The sociologist Yamada Masahiro coined the term in 1997 (inspired by the best-selling novel and movie “Parasite Eve”), and late last year he published an interesting nonfiction book on the topic, “Parasite Single no Jidai” (Chikuma Shinsho). In it he seems to at least in part blame such twenty- and thirtysomethings for everything from the falling birthrate and economic recession (because they are not establishing independent households and spending on housing and durable goods) to cultural stagnation (because they are focused on consumption and their personal lives with little interest in political or social change and reform).
Yamada notes the prescience of the mystery writer Uchida Yasuo in 1981 when he started the Asami Mitsuhiko mystery series with a parasite single as his amateur detective. The unmarried Asami is in his mid-30s but works as a freelance writer and lives together with his mother and elite policeman elder brother. He enjoys an affluent lifestyle and depends on his mother and sister-in-law for all his domestic needs.
In 1980 the ratio of unmarried Japanese aged 30-34 was 21.5 percent for men and 9.1 percent for women; less than one in three unmarried men that age were living with their parents. By 1995 the ratio had risen to 37.3 percent for unmarried men aged 30-34 and 19.7 percent for unmarried women, and over 50 percent of unmarried men in their early 30s were living at home (over 70 percent for women). Yamada estimates that there is now some 10 million parasite singles in Japan. One cause Yamada gives for the increase in grown children living with their parents is the rise in the number of young people in suburbs around large cities. They can easily commute to college or work. In the suburbs there is also less social pressure on women to marry or on men to have conventional jobs than in the countryside or tightly knit shitamachi neighborhoods. These young people are the children of the baby-boom generation, which came of age in the high-growth 1960s and is now fairly affluent thanks to the earlier economic boom and the lifetime employment system.

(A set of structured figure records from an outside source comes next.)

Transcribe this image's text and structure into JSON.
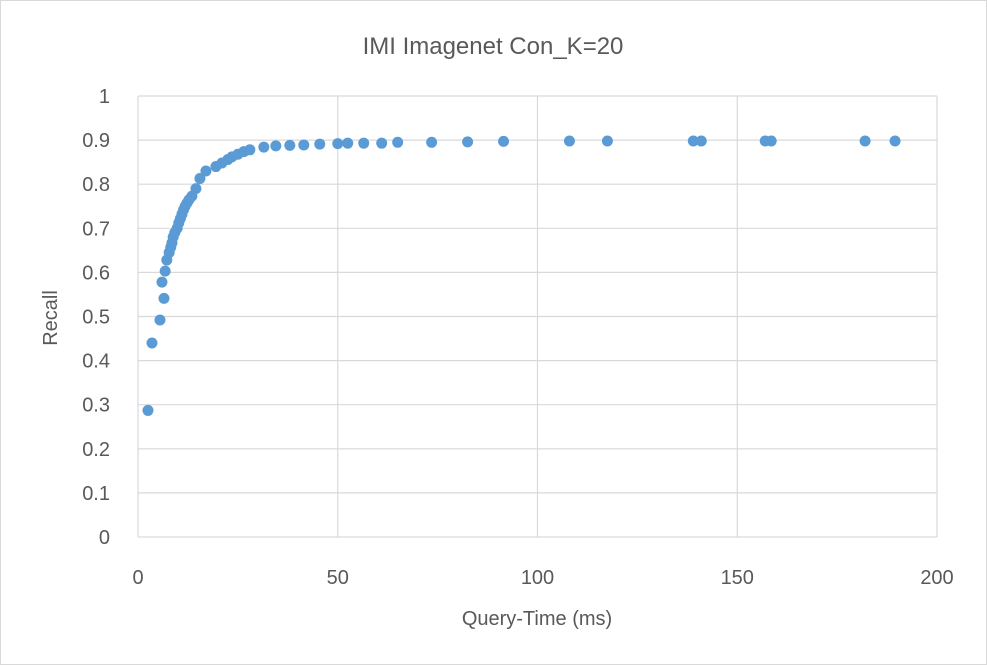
{
  "chart_data": {
    "type": "scatter",
    "title": "IMI Imagenet Con_K=20",
    "xlabel": "Query-Time (ms)",
    "ylabel": "Recall",
    "xlim": [
      0,
      200
    ],
    "ylim": [
      0,
      1
    ],
    "x_ticks": [
      "0",
      "50",
      "100",
      "150",
      "200"
    ],
    "y_ticks": [
      "0",
      "0.1",
      "0.2",
      "0.3",
      "0.4",
      "0.5",
      "0.6",
      "0.7",
      "0.8",
      "0.9",
      "1"
    ],
    "grid": true,
    "legend": "none",
    "marker_color": "#5b9bd5",
    "series": [
      {
        "points": [
          [
            2.5,
            0.287
          ],
          [
            3.5,
            0.44
          ],
          [
            5.5,
            0.492
          ],
          [
            6.5,
            0.541
          ],
          [
            6.0,
            0.578
          ],
          [
            6.8,
            0.603
          ],
          [
            7.2,
            0.628
          ],
          [
            7.8,
            0.645
          ],
          [
            8.2,
            0.657
          ],
          [
            8.5,
            0.667
          ],
          [
            8.8,
            0.68
          ],
          [
            9.2,
            0.69
          ],
          [
            9.8,
            0.7
          ],
          [
            10.2,
            0.712
          ],
          [
            10.6,
            0.722
          ],
          [
            11.0,
            0.732
          ],
          [
            11.4,
            0.742
          ],
          [
            11.8,
            0.75
          ],
          [
            12.3,
            0.758
          ],
          [
            12.8,
            0.765
          ],
          [
            13.5,
            0.773
          ],
          [
            14.5,
            0.79
          ],
          [
            15.5,
            0.813
          ],
          [
            17.0,
            0.83
          ],
          [
            19.5,
            0.84
          ],
          [
            21.0,
            0.848
          ],
          [
            22.5,
            0.856
          ],
          [
            23.5,
            0.862
          ],
          [
            25.0,
            0.868
          ],
          [
            26.5,
            0.874
          ],
          [
            28.0,
            0.878
          ],
          [
            31.5,
            0.884
          ],
          [
            34.5,
            0.887
          ],
          [
            38.0,
            0.888
          ],
          [
            41.5,
            0.889
          ],
          [
            45.5,
            0.891
          ],
          [
            50.0,
            0.892
          ],
          [
            52.5,
            0.893
          ],
          [
            56.5,
            0.893
          ],
          [
            61.0,
            0.893
          ],
          [
            65.0,
            0.895
          ],
          [
            73.5,
            0.895
          ],
          [
            82.5,
            0.896
          ],
          [
            91.5,
            0.897
          ],
          [
            108.0,
            0.898
          ],
          [
            117.5,
            0.898
          ],
          [
            139.0,
            0.898
          ],
          [
            141.0,
            0.898
          ],
          [
            157.0,
            0.898
          ],
          [
            158.5,
            0.898
          ],
          [
            182.0,
            0.898
          ],
          [
            189.5,
            0.898
          ]
        ]
      }
    ]
  }
}
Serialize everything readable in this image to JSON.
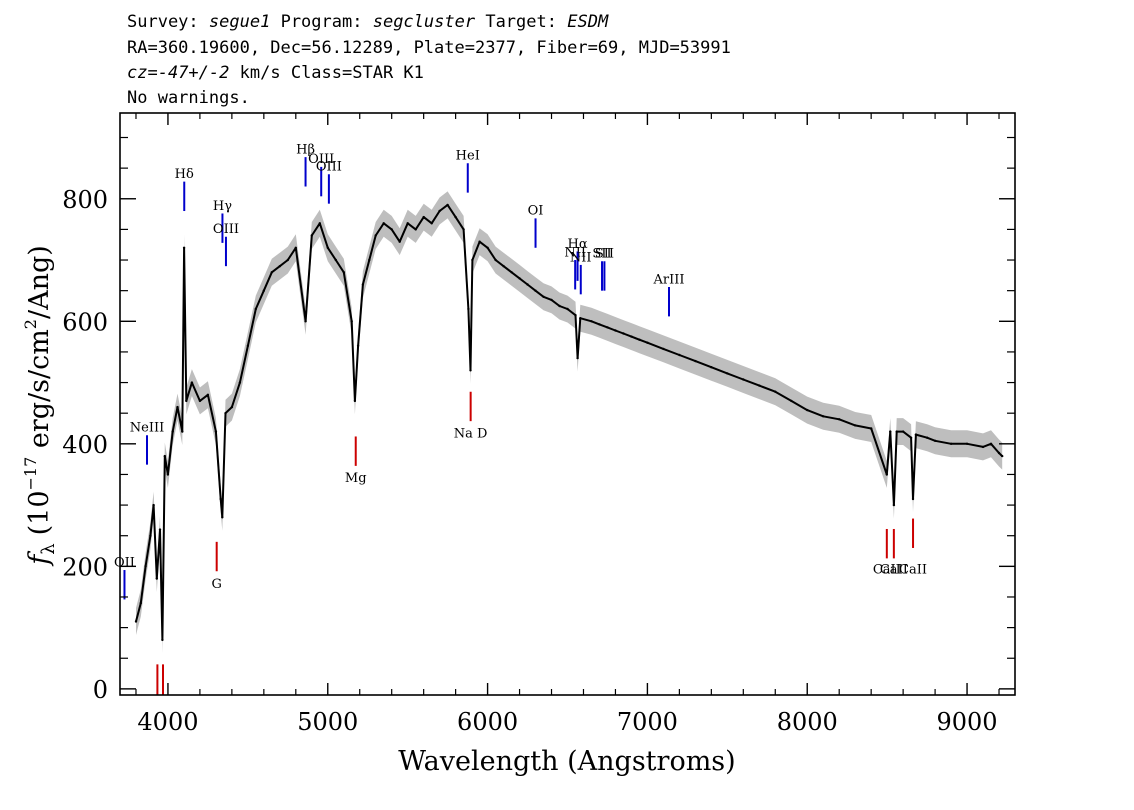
{
  "header": {
    "survey_label": "Survey:",
    "survey": "segue1",
    "program_label": "Program:",
    "program": "segcluster",
    "target_label": "Target:",
    "target": "ESDM",
    "line2": "RA=360.19600, Dec=56.12289, Plate=2377, Fiber=69, MJD=53991",
    "cz_label": "cz=",
    "cz_value": "-47+/-2",
    "cz_units": "km/s",
    "class_text": "Class=STAR K1",
    "line4": "No warnings."
  },
  "chart_data": {
    "type": "line",
    "title": "",
    "xlabel": "Wavelength (Angstroms)",
    "ylabel": "f_λ (10^-17 erg/s/cm^2/Ang)",
    "ylabel_parts": {
      "f": "f",
      "lambda": "λ",
      "pre": "(10",
      "exp1": "−17",
      "mid": " erg/s/cm",
      "exp2": "2",
      "post": "/Ang)"
    },
    "xlim": [
      3700,
      9300
    ],
    "ylim": [
      -10,
      940
    ],
    "x_ticks": [
      4000,
      5000,
      6000,
      7000,
      8000,
      9000
    ],
    "x_tick_labels": [
      "4000",
      "5000",
      "6000",
      "7000",
      "8000",
      "9000"
    ],
    "y_ticks": [
      0,
      200,
      400,
      600,
      800
    ],
    "y_tick_labels": [
      "0",
      "200",
      "400",
      "600",
      "800"
    ],
    "grid": false,
    "series": [
      {
        "name": "flux",
        "color": "#000000",
        "points": [
          [
            3800,
            110
          ],
          [
            3830,
            140
          ],
          [
            3860,
            200
          ],
          [
            3890,
            250
          ],
          [
            3910,
            300
          ],
          [
            3930,
            180
          ],
          [
            3950,
            260
          ],
          [
            3965,
            80
          ],
          [
            3980,
            380
          ],
          [
            4000,
            350
          ],
          [
            4030,
            420
          ],
          [
            4060,
            460
          ],
          [
            4090,
            420
          ],
          [
            4101,
            720
          ],
          [
            4115,
            470
          ],
          [
            4150,
            500
          ],
          [
            4200,
            470
          ],
          [
            4250,
            480
          ],
          [
            4300,
            420
          ],
          [
            4330,
            310
          ],
          [
            4340,
            280
          ],
          [
            4360,
            450
          ],
          [
            4400,
            460
          ],
          [
            4450,
            500
          ],
          [
            4500,
            560
          ],
          [
            4550,
            620
          ],
          [
            4600,
            650
          ],
          [
            4650,
            680
          ],
          [
            4700,
            690
          ],
          [
            4750,
            700
          ],
          [
            4800,
            720
          ],
          [
            4861,
            600
          ],
          [
            4900,
            740
          ],
          [
            4950,
            760
          ],
          [
            5000,
            720
          ],
          [
            5050,
            700
          ],
          [
            5100,
            680
          ],
          [
            5150,
            600
          ],
          [
            5170,
            470
          ],
          [
            5190,
            560
          ],
          [
            5220,
            660
          ],
          [
            5260,
            700
          ],
          [
            5300,
            740
          ],
          [
            5350,
            760
          ],
          [
            5400,
            750
          ],
          [
            5450,
            730
          ],
          [
            5500,
            760
          ],
          [
            5550,
            750
          ],
          [
            5600,
            770
          ],
          [
            5650,
            760
          ],
          [
            5700,
            780
          ],
          [
            5750,
            790
          ],
          [
            5800,
            770
          ],
          [
            5850,
            750
          ],
          [
            5880,
            620
          ],
          [
            5893,
            520
          ],
          [
            5905,
            700
          ],
          [
            5950,
            730
          ],
          [
            6000,
            720
          ],
          [
            6050,
            700
          ],
          [
            6100,
            690
          ],
          [
            6150,
            680
          ],
          [
            6200,
            670
          ],
          [
            6250,
            660
          ],
          [
            6300,
            650
          ],
          [
            6350,
            640
          ],
          [
            6400,
            635
          ],
          [
            6450,
            625
          ],
          [
            6500,
            620
          ],
          [
            6550,
            610
          ],
          [
            6563,
            540
          ],
          [
            6580,
            605
          ],
          [
            6650,
            600
          ],
          [
            6700,
            595
          ],
          [
            6750,
            590
          ],
          [
            6800,
            585
          ],
          [
            6850,
            580
          ],
          [
            6900,
            575
          ],
          [
            6950,
            570
          ],
          [
            7000,
            565
          ],
          [
            7100,
            555
          ],
          [
            7200,
            545
          ],
          [
            7300,
            535
          ],
          [
            7400,
            525
          ],
          [
            7500,
            515
          ],
          [
            7600,
            505
          ],
          [
            7700,
            495
          ],
          [
            7800,
            485
          ],
          [
            7900,
            470
          ],
          [
            8000,
            455
          ],
          [
            8100,
            445
          ],
          [
            8200,
            440
          ],
          [
            8300,
            430
          ],
          [
            8400,
            425
          ],
          [
            8498,
            350
          ],
          [
            8520,
            420
          ],
          [
            8542,
            300
          ],
          [
            8560,
            420
          ],
          [
            8600,
            420
          ],
          [
            8650,
            410
          ],
          [
            8662,
            310
          ],
          [
            8680,
            415
          ],
          [
            8750,
            410
          ],
          [
            8800,
            405
          ],
          [
            8900,
            400
          ],
          [
            9000,
            400
          ],
          [
            9100,
            395
          ],
          [
            9150,
            400
          ],
          [
            9200,
            385
          ],
          [
            9220,
            380
          ]
        ]
      }
    ],
    "annotations": {
      "emission_lines": [
        {
          "label": "OII",
          "wavelength": 3728,
          "y_mark": [
            146,
            194
          ],
          "y_text": 200
        },
        {
          "label": "NeIII",
          "wavelength": 3869,
          "y_mark": [
            366,
            414
          ],
          "y_text": 420
        },
        {
          "label": "Hδ",
          "wavelength": 4102,
          "y_mark": [
            780,
            828
          ],
          "y_text": 834
        },
        {
          "label": "Hγ",
          "wavelength": 4341,
          "y_mark": [
            728,
            776
          ],
          "y_text": 782
        },
        {
          "label": "OIII",
          "wavelength": 4363,
          "y_mark": [
            690,
            738
          ],
          "y_text": 744
        },
        {
          "label": "Hβ",
          "wavelength": 4861,
          "y_mark": [
            820,
            868
          ],
          "y_text": 874
        },
        {
          "label": "OIII",
          "wavelength": 4959,
          "y_mark": [
            804,
            852
          ],
          "y_text": 858
        },
        {
          "label": "OIII",
          "wavelength": 5007,
          "y_mark": [
            792,
            840
          ],
          "y_text": 846
        },
        {
          "label": "HeI",
          "wavelength": 5876,
          "y_mark": [
            810,
            858
          ],
          "y_text": 864
        },
        {
          "label": "OI",
          "wavelength": 6300,
          "y_mark": [
            720,
            768
          ],
          "y_text": 774
        },
        {
          "label": "NII",
          "wavelength": 6548,
          "y_mark": [
            652,
            700
          ],
          "y_text": 706
        },
        {
          "label": "Hα",
          "wavelength": 6563,
          "y_mark": [
            666,
            714
          ],
          "y_text": 720
        },
        {
          "label": "NII",
          "wavelength": 6583,
          "y_mark": [
            644,
            692
          ],
          "y_text": 698
        },
        {
          "label": "SII",
          "wavelength": 6716,
          "y_mark": [
            650,
            698
          ],
          "y_text": 704
        },
        {
          "label": "SII",
          "wavelength": 6731,
          "y_mark": [
            650,
            698
          ],
          "y_text": 704
        },
        {
          "label": "ArIII",
          "wavelength": 7135,
          "y_mark": [
            608,
            656
          ],
          "y_text": 662
        }
      ],
      "absorption_lines": [
        {
          "label": "",
          "wavelength": 3934,
          "y_mark": [
            40,
            -10
          ],
          "y_text": -30
        },
        {
          "label": "",
          "wavelength": 3969,
          "y_mark": [
            40,
            -10
          ],
          "y_text": -30
        },
        {
          "label": "G",
          "wavelength": 4305,
          "y_mark": [
            240,
            192
          ],
          "y_text": 165
        },
        {
          "label": "Mg",
          "wavelength": 5175,
          "y_mark": [
            412,
            364
          ],
          "y_text": 338
        },
        {
          "label": "Na D",
          "wavelength": 5894,
          "y_mark": [
            485,
            437
          ],
          "y_text": 410
        },
        {
          "label": "CaII",
          "wavelength": 8498,
          "y_mark": [
            261,
            213
          ],
          "y_text": 188
        },
        {
          "label": "CaII",
          "wavelength": 8542,
          "y_mark": [
            261,
            213
          ],
          "y_text": 188
        },
        {
          "label": "CaII",
          "wavelength": 8662,
          "y_mark": [
            278,
            230
          ],
          "y_text": 188
        }
      ]
    },
    "colors": {
      "flux": "#000000",
      "error_band": "#bebebe",
      "emission": "#0000cc",
      "absorption": "#cc0000",
      "axis": "#000000"
    }
  }
}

The period of high growth ended around 1975, however, and there is now little incentive for their children to marry and give up their parents’ comfortable middle-class lifestyle.
The government hopes to fix the problems of late marriage and low birthrate by building up the infrastructure necessary for women to have both a job and family (more day-care facilities, encouraging men to help more at home), but Yamada thinks that was the dream of an earlier generation of women rather than of most young women today. He characterizes the distressingly unrealistic dreams of present-day students this way: Women looking forward to being at-home wives want a husband with a good income who will be faithful and help with the housework. Future career women want a husband with a higher professional status than themselves who will take an equal part in housework and child care. Meanwhile, male students want a spouse who will be happy with their income, never complain, and cheerfully do all the housework and child care!
Another social scientist, Genda Yuji, rebuts much of the parasite single argument in an article in the April issue of Chuo Koron. In “Parasite Single no Iibun” he argues that the young are taking fewer regular full-time positions not because they have lost the will to work, or because of the lack of a spirit of independence, but because there are fewer such jobs available to them.
Genda notes that although there has been much in the media about restructuring and unemployment among the middle-aged, relatively few such employees at large companies have lost their jobs. Only a little over 1 percent of the 3 million unemployed in Japan are college graduates aged 45-54, while the unemployment rate for men under 25 has been hovering around 10 percent from the spring of 1999.
The labor force of employees hired during the period of high growth is now aging and expensive: In 1979, shortly after the second oil shock, the percentage of male full-time employees aged 45 or over in companies of over 1,000 employees was 22 percent, but 20 years later in 1998 had risen to 36 percent. However, the investment in their training, their years of experience and restrictions on firing make it cheaper to keep them than to restructure. Since the mid-1990s small and medium enterprises are no longer in a position to accept the transfer of excess labor from larger companies, so the only choice left is cutting back on new hires.
Even though the difficult situation of the young is largely due to social and economic structures protecting the wage levels and jobs of the middle-aged, this is perceived by the young themselves and by society as a matter of voluntary choice. And of course there is psychological resistance on the part of the middle-aged to recognizing that their job security is the cause of youth unemployment.
As Genda says, there does seem to be an element of blaming the victim in the current spirit of parasite-single bashing (I remember when such unmarrieds were indulgently referred to as dokushin kizoku). The attack on any divergence from traditional lifestyles or work values would seem to reflect the deep conservatism of the Japanese system, while the relative absence of crime and social disaffection among the young shows its strength.